Some have called it sexual assault and that if a man had done this, he would be charged. I beg to differ, again, because of the double standard. First of all, it wouldn’t be just some old grandpa doing the kissing. No one as old and nasty as Keith Richards or Steven Tyler (see, I can do it too). It would have to be someone of equal fame and fortune and handsomeness, like a George Clooney, Lenny Kravitz or Jon Bon Jovi, who are all in their fifties. Even Pierce Brosnan, an astoundingly gorgeous 60 year old.

The kissed could be someone like Rhianna, similar in age to Drake, and equal to him in attractiveness and fame. I don’t think the reaction would be the same, at all. Certainly, no one would be saying that they are long past their best-before date, or that they are setting a bad example for their children. No one would be calling them a cougar or a slut or a whore – because to my knowledge, there’s no male equivalent to it. That’s the double standard.

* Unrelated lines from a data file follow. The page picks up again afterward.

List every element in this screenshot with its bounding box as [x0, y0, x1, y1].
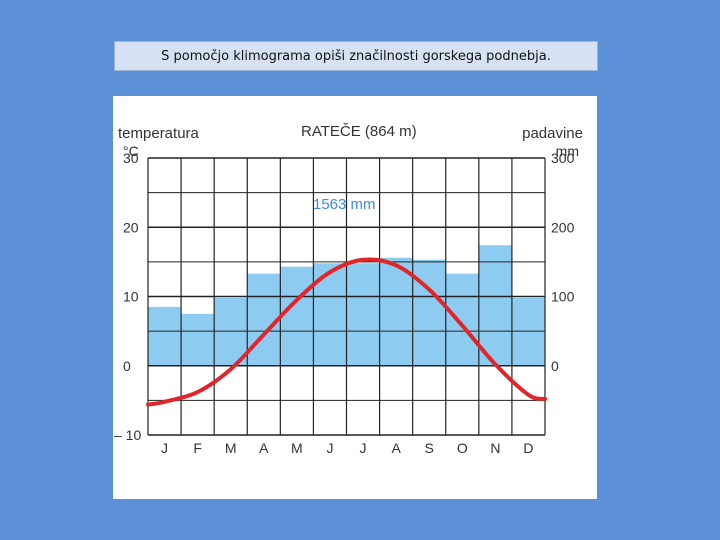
precipitation-bar [148, 306, 182, 366]
precipitation-bar [412, 259, 446, 366]
precipitation-bar [181, 313, 215, 366]
temperature-line [146, 257, 547, 407]
precipitation-bar [346, 263, 380, 366]
left-axis-tick: 10 [123, 289, 139, 305]
month-label: A [259, 440, 269, 456]
right-axis-tick: 100 [551, 289, 575, 305]
left-axis-tick: – 10 [114, 427, 141, 443]
slide-title: S pomočjo klimograma opiši značilnosti g… [114, 41, 598, 71]
precipitation-total-annotation: 1563 mm [313, 196, 376, 213]
climograph-chart: temperatura °C RATEČE (864 m) padavine m… [114, 123, 583, 456]
month-label: F [193, 440, 202, 456]
precipitation-bar [214, 297, 248, 366]
month-label: J [326, 440, 333, 456]
month-label: S [425, 440, 434, 456]
climograph-card: temperatura °C RATEČE (864 m) padavine m… [113, 96, 597, 499]
right-axis-unit: mm [556, 143, 579, 159]
precipitation-bar [247, 273, 281, 366]
month-label: D [523, 440, 533, 456]
month-label: O [457, 440, 468, 456]
left-axis-label: temperatura [118, 125, 200, 142]
month-label: J [161, 440, 168, 456]
chart-title: RATEČE (864 m) [301, 123, 417, 140]
precipitation-bar [379, 257, 413, 366]
precipitation-bar [478, 245, 512, 366]
right-axis-label: padavine [522, 125, 583, 142]
month-label: J [360, 440, 367, 456]
right-axis-tick: 300 [551, 150, 575, 166]
month-label: N [490, 440, 500, 456]
right-axis-tick: 0 [551, 358, 559, 374]
left-axis-unit: °C [123, 143, 139, 159]
left-axis-tick: 0 [123, 358, 131, 374]
left-axis-tick: 20 [123, 219, 139, 235]
right-axis-tick: 200 [551, 219, 575, 235]
month-label: A [391, 440, 401, 456]
month-label: M [225, 440, 237, 456]
precipitation-bar [511, 297, 545, 366]
month-label: M [291, 440, 303, 456]
left-axis-tick: 30 [123, 150, 139, 166]
precipitation-bar [445, 273, 479, 366]
precipitation-bar [280, 266, 314, 366]
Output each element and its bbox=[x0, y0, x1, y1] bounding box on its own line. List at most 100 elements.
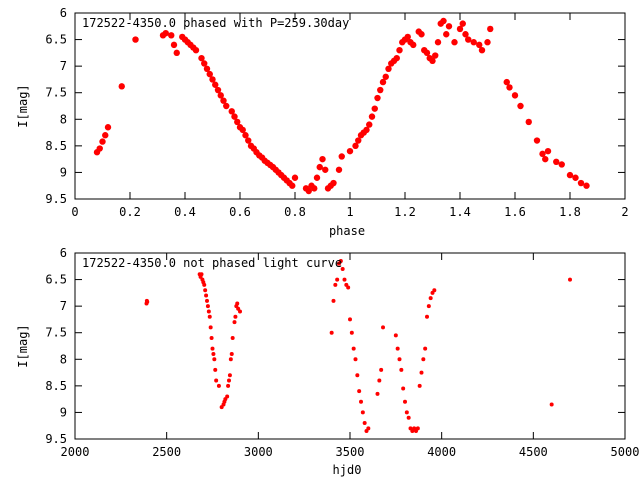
y-tick-label: 7 bbox=[60, 59, 67, 73]
data-point bbox=[233, 314, 238, 319]
data-point bbox=[423, 49, 431, 57]
y-tick-label: 6 bbox=[60, 6, 67, 20]
data-point bbox=[525, 118, 532, 126]
data-point bbox=[239, 126, 246, 134]
data-point bbox=[459, 20, 466, 27]
data-point bbox=[102, 132, 109, 139]
data-point bbox=[385, 65, 392, 73]
data-point bbox=[170, 41, 178, 49]
data-point bbox=[96, 145, 103, 152]
data-point bbox=[348, 317, 352, 322]
y-axis-ticks: 6 6.5 7 7.5 8 8.5 9 9.5 bbox=[45, 6, 625, 206]
data-point bbox=[223, 102, 230, 110]
data-point bbox=[322, 166, 329, 173]
data-point bbox=[319, 155, 326, 163]
data-point bbox=[245, 137, 252, 144]
data-point bbox=[209, 336, 214, 341]
x-tick-label: 0.8 bbox=[284, 205, 306, 219]
y-axis-label: I[mag] bbox=[16, 84, 30, 127]
data-point bbox=[330, 179, 337, 187]
y-tick-label: 8 bbox=[60, 352, 67, 366]
data-point bbox=[311, 185, 318, 192]
data-point bbox=[205, 304, 210, 309]
data-point bbox=[419, 370, 424, 375]
data-point bbox=[145, 299, 150, 304]
data-point bbox=[99, 138, 106, 145]
plot-title: 172522-4350.0 phased with P=259.30day bbox=[82, 16, 349, 30]
data-point bbox=[506, 84, 513, 91]
data-point bbox=[355, 137, 362, 144]
data-point bbox=[423, 346, 428, 351]
data-point bbox=[451, 39, 458, 46]
data-point bbox=[291, 174, 299, 181]
data-point bbox=[432, 288, 437, 293]
data-point bbox=[395, 346, 400, 351]
plot-title: 172522-4350.0 not phased light curve bbox=[82, 256, 342, 270]
data-point bbox=[227, 378, 231, 383]
data-point bbox=[434, 39, 442, 46]
data-point bbox=[234, 118, 241, 126]
y-tick-label: 6.5 bbox=[45, 273, 67, 287]
x-axis-ticks: 0 0.2 0.4 0.6 0.8 1 1.2 1.4 1.6 1.8 2 bbox=[71, 13, 629, 219]
data-point bbox=[340, 266, 345, 271]
data-point bbox=[173, 49, 180, 57]
x-tick-label: 5000 bbox=[611, 445, 640, 459]
x-tick-label: 3000 bbox=[244, 445, 273, 459]
data-point bbox=[410, 41, 417, 49]
data-point bbox=[381, 325, 385, 330]
x-tick-label: 2 bbox=[621, 205, 628, 219]
data-point bbox=[566, 171, 574, 179]
data-point bbox=[487, 25, 494, 33]
data-point bbox=[379, 367, 384, 372]
data-point bbox=[533, 137, 541, 144]
data-point bbox=[476, 41, 483, 49]
data-point bbox=[374, 94, 381, 102]
data-point bbox=[305, 187, 312, 195]
data-point bbox=[204, 293, 209, 298]
data-point bbox=[346, 285, 351, 290]
data-point bbox=[478, 47, 486, 54]
data-point bbox=[338, 153, 345, 160]
y-tick-label: 6.5 bbox=[45, 33, 67, 47]
x-tick-label: 1.2 bbox=[394, 205, 416, 219]
data-point bbox=[205, 298, 209, 303]
data-point bbox=[465, 36, 472, 43]
data-point bbox=[242, 132, 249, 139]
data-point bbox=[228, 108, 235, 115]
data-point bbox=[202, 282, 207, 287]
data-point bbox=[406, 415, 411, 420]
x-tick-label: 1.4 bbox=[449, 205, 471, 219]
data-point bbox=[229, 351, 234, 356]
data-point bbox=[351, 346, 356, 351]
data-point bbox=[209, 76, 216, 83]
data-point bbox=[426, 304, 431, 309]
y-tick-label: 9 bbox=[60, 405, 67, 419]
data-point bbox=[399, 367, 404, 372]
data-point bbox=[217, 92, 224, 99]
x-axis-label: phase bbox=[329, 224, 365, 238]
data-point bbox=[443, 31, 450, 38]
data-point bbox=[206, 70, 213, 78]
data-point bbox=[397, 357, 402, 362]
x-tick-label: 2000 bbox=[61, 445, 90, 459]
data-points bbox=[93, 17, 590, 195]
y-tick-label: 7 bbox=[60, 299, 67, 313]
data-point bbox=[226, 383, 231, 388]
y-tick-label: 6 bbox=[60, 246, 67, 260]
data-point bbox=[203, 288, 208, 293]
data-point bbox=[484, 39, 491, 46]
data-point bbox=[214, 378, 219, 383]
data-point bbox=[132, 36, 139, 43]
data-point bbox=[231, 113, 238, 120]
data-point bbox=[212, 357, 217, 362]
y-tick-label: 8 bbox=[60, 112, 67, 126]
data-point bbox=[503, 78, 510, 86]
data-point bbox=[377, 378, 382, 383]
data-point bbox=[192, 47, 200, 54]
data-point bbox=[572, 174, 579, 181]
x-axis-ticks: 2000 2500 3000 3500 4000 4500 5000 bbox=[61, 253, 640, 459]
data-point bbox=[415, 426, 420, 431]
x-axis-label: hjd0 bbox=[333, 463, 362, 477]
data-point bbox=[382, 73, 389, 80]
data-point bbox=[355, 373, 360, 378]
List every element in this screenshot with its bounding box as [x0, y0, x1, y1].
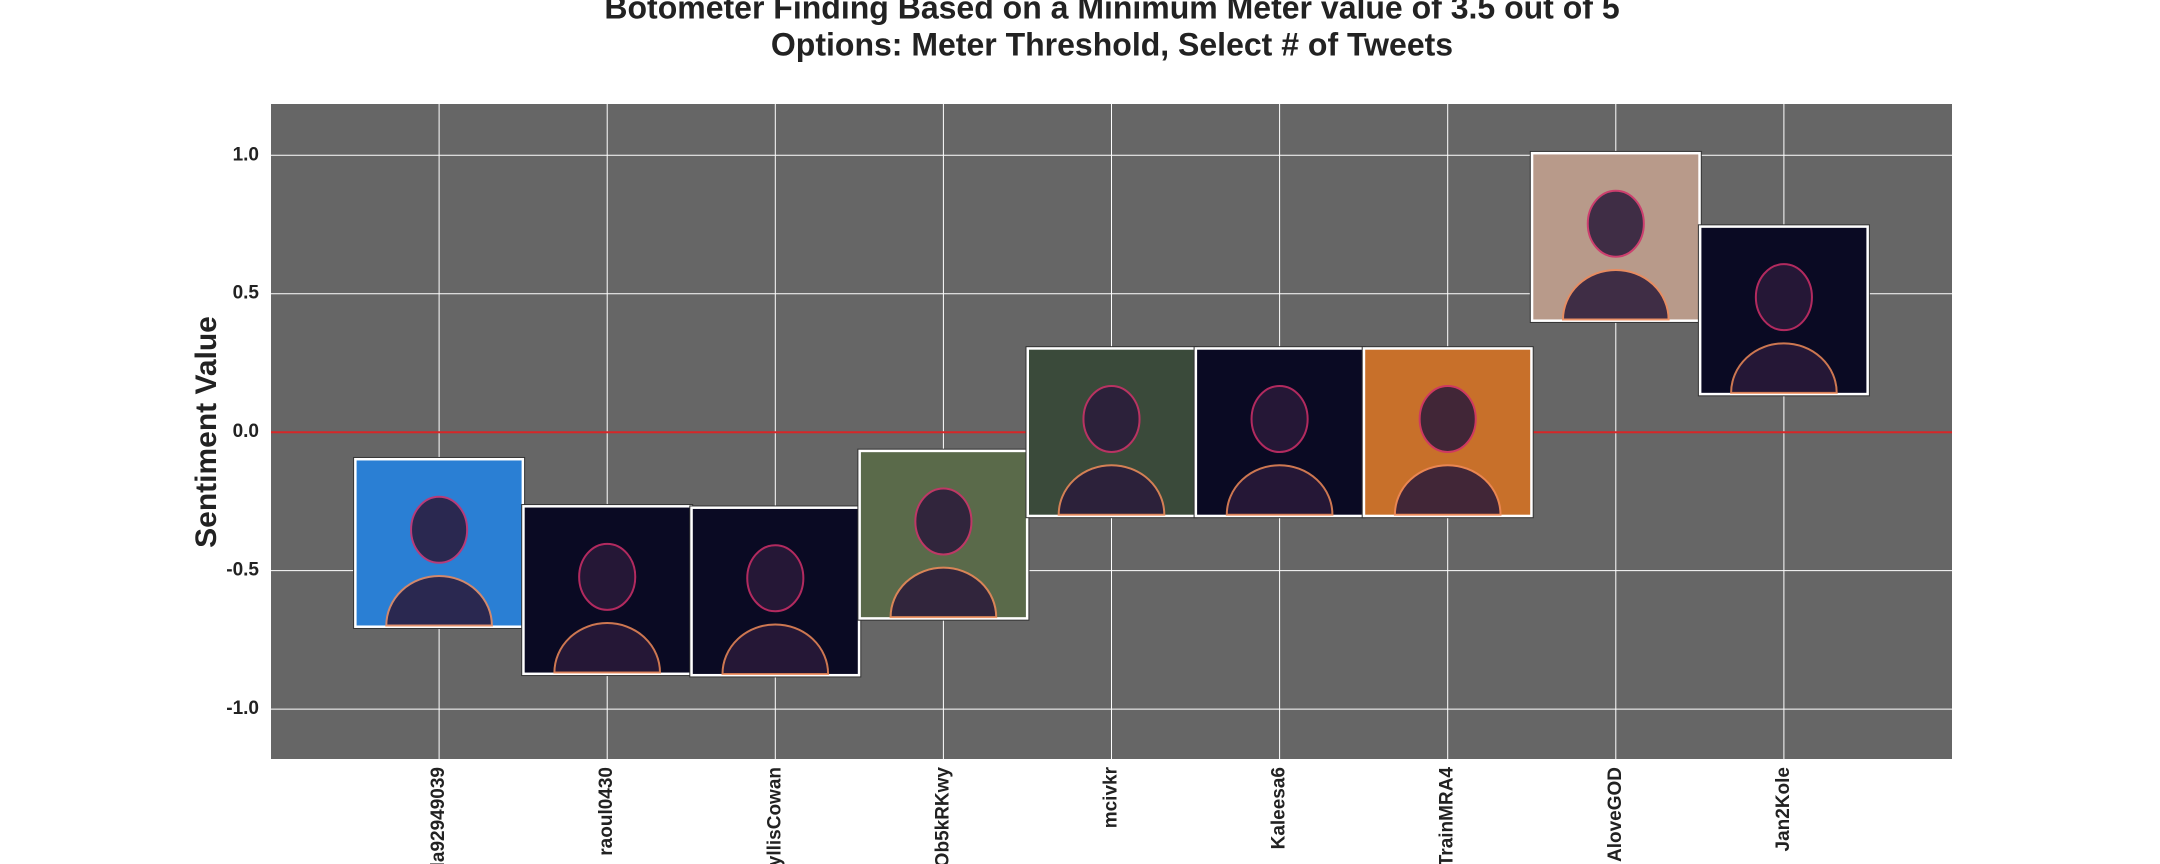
avatar-body [1057, 464, 1166, 516]
x-tick-label: yllisCowan [764, 767, 785, 864]
avatar-marker [1193, 346, 1366, 519]
y-tick-label: -0.5 [226, 560, 259, 581]
avatar-head [746, 544, 805, 613]
avatar-body [721, 623, 830, 675]
avatar-marker [1025, 346, 1198, 519]
avatar-marker [1529, 150, 1702, 323]
y-tick-label: 1.0 [233, 144, 259, 165]
x-tick-label: Ob5kRKwy [932, 767, 953, 864]
y-tick-label: 0.5 [233, 283, 260, 304]
x-tick-label: Kaleesa6 [1269, 767, 1290, 849]
chart-title: Botometer Finding Based on a Minimum Met… [604, 0, 1619, 25]
x-tick-label: mcivkr [1101, 766, 1122, 828]
avatar-marker [1361, 346, 1534, 519]
x-tick-label: la92949039 [428, 767, 449, 864]
avatar-head [1418, 384, 1477, 453]
avatar-body [1561, 268, 1670, 321]
x-tick-label: Jan2Kole [1773, 767, 1794, 851]
avatar-marker [353, 456, 526, 629]
avatar-marker [1697, 224, 1870, 397]
avatar-head [1586, 189, 1645, 258]
x-tick-label: TrainMRA4 [1437, 767, 1458, 864]
avatar-head [410, 495, 469, 564]
y-axis-label: Sentiment Value [190, 316, 223, 548]
avatar-marker [689, 505, 862, 678]
avatar-marker [521, 504, 694, 677]
avatar-body [1393, 464, 1502, 516]
avatar-marker [857, 448, 1030, 621]
y-tick-label: -1.0 [226, 698, 259, 719]
avatar-head [914, 487, 973, 556]
avatar-body [553, 622, 662, 674]
y-tick-label: 0.0 [233, 421, 259, 442]
chart-subtitle: Options: Meter Threshold, Select # of Tw… [771, 26, 1453, 62]
avatar-body [1730, 342, 1838, 394]
avatar-body [889, 566, 998, 619]
avatar-head [1250, 384, 1309, 453]
avatar-head [1082, 384, 1141, 453]
avatar-body [385, 574, 493, 627]
x-tick-label: AloveGOD [1605, 767, 1626, 862]
x-tick-label: raoul0430 [596, 767, 617, 856]
avatar-head [578, 542, 637, 611]
avatar-head [1754, 263, 1813, 332]
avatar-body [1225, 464, 1334, 516]
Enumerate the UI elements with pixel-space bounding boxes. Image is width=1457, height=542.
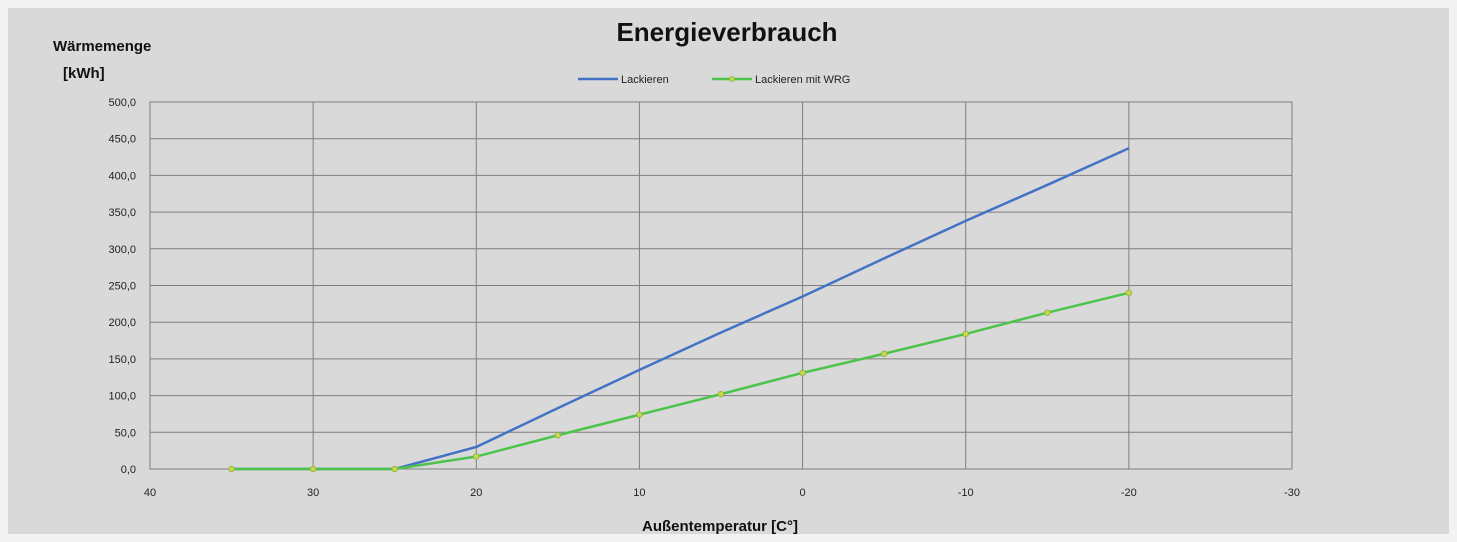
legend-marker-lackieren-wrg — [729, 76, 735, 82]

As far as the SNL skit, which to my mind was satire, or parody, I personally don’t take issue with it. I rarely watch the show anymore myself, and I’m certainly not worried that my children might see it since they’re usually in bed before 11:30 pm on a Saturday (it is adult programming folks).

Also, satire is not the same thing as condoning. It is placing the taboo, in this case the rape trial, under the microscope, creating some controversy and getting the conversation going. There is a double standard for boys and stat rape, and I personally believe that’s what the SNL skit is pointing out.

Some critics have said that SNL wouldn’t dare parody a young woman in the same boat. Yet, they parodied the Lolita of Long Island, Amy Fisher, who at 17 took up with Joey Buttafuoco, age 36 and later shot his wife. Not exactly the same thing but you see where I’m going with this.

Again, SNL critics and haters have called the show irrelevant and past its prime, similar sentiments to Madonna – both who have enjoyed success for the last 30 years – but not without their hurdles and controversy.

As a first world problem, I realise this isn’t the greatest challenge facing mankind. Famine, war, genocide, and climate change are far bigger issues of the day. But in the underbelly of society we still hold on to our attitudes of old – sexism and ageism – and I fear that sentiment will linger on.